There are two licences that OSI approved but FSF lists as non-free: NASA Open Source Agreement and the Reciprocal Public License. Both of these are “send-back-ware” where changes have to be sent back or made available to the upstream developer. Many debian developers agree such payments-in-kind are non-free (OSI’s OSDefinition is based on the Debian Free Software Guidelines), but I think an early OSI advisor thought they were a good idea, so those approvals look like an OSI bug to me.

It’s not obvious if there are licences that FSF approves but OSI rejects. OSI doesn’t seem to list licences to avoid.

Is it helpful to see the differences? Would a comparison with the debian archive be useful? Are there other curiousities captured in the differences? Are people interested in reconciling the differences?

Categories: ALUG

Three Releases: Debian, Co-op and Videos

MJ Ray - Tue, 2009-02-17 12:37

Three things I really like have released recently:-

  1. Debian GNU/Linux 5.0 (”Lenny”): I installed it on a laptop the weekend before going to a conference and I’m really impressed. It installed fairly neatly and was good-looking (gtk installer from USB stick, default desktop task, in case anyone cares).
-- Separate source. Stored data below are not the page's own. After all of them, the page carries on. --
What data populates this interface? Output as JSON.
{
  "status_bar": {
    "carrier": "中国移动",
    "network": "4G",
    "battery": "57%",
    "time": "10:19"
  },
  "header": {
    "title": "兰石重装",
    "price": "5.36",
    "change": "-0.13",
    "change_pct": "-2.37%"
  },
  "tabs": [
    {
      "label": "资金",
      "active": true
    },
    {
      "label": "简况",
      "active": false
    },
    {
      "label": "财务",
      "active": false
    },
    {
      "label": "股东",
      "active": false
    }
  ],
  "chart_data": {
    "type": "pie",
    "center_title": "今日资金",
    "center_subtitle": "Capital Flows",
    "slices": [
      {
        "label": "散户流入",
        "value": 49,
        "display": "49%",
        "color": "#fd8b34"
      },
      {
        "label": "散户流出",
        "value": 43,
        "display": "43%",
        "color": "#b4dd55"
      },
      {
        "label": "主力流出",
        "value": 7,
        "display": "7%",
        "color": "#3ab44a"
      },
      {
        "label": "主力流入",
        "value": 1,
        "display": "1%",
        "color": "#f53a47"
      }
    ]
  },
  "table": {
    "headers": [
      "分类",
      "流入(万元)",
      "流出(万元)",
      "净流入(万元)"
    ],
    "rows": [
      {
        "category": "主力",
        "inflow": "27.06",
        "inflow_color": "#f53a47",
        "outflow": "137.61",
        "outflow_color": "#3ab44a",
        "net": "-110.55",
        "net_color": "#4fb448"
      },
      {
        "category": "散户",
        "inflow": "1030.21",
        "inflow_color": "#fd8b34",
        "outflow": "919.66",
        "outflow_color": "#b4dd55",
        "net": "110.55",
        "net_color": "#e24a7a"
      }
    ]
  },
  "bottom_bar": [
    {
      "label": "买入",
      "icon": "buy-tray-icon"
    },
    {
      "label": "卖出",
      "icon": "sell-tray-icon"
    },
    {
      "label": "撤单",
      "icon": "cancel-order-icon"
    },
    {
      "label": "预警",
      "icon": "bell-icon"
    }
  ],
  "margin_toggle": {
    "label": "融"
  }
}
I found one or two small glitches while travelling, which I’ll reportbug soon, but they’re very minor. Well done to everyone involved in stabilising this release!
  2. The co-operative officially launched its new brand with a 2.5-minute whole-break advert using a Bob Dylan track, both of which are unusual. OK, so I feel it should have been available in a FOSS-friendly format and not done on the same day as announcing a sale of opticians or a big closure, but it’s still good to see the co-operative getting big TV exposure.
  3. Videos of Debian at FOSDEM and the Business of Open Source mini-conference at Linux.conf.au were released, which I’ll watch soon. The current trend of recording key conferences isn’t a substitute for being there in-person, but it’s still invaluable and I thank all those involved.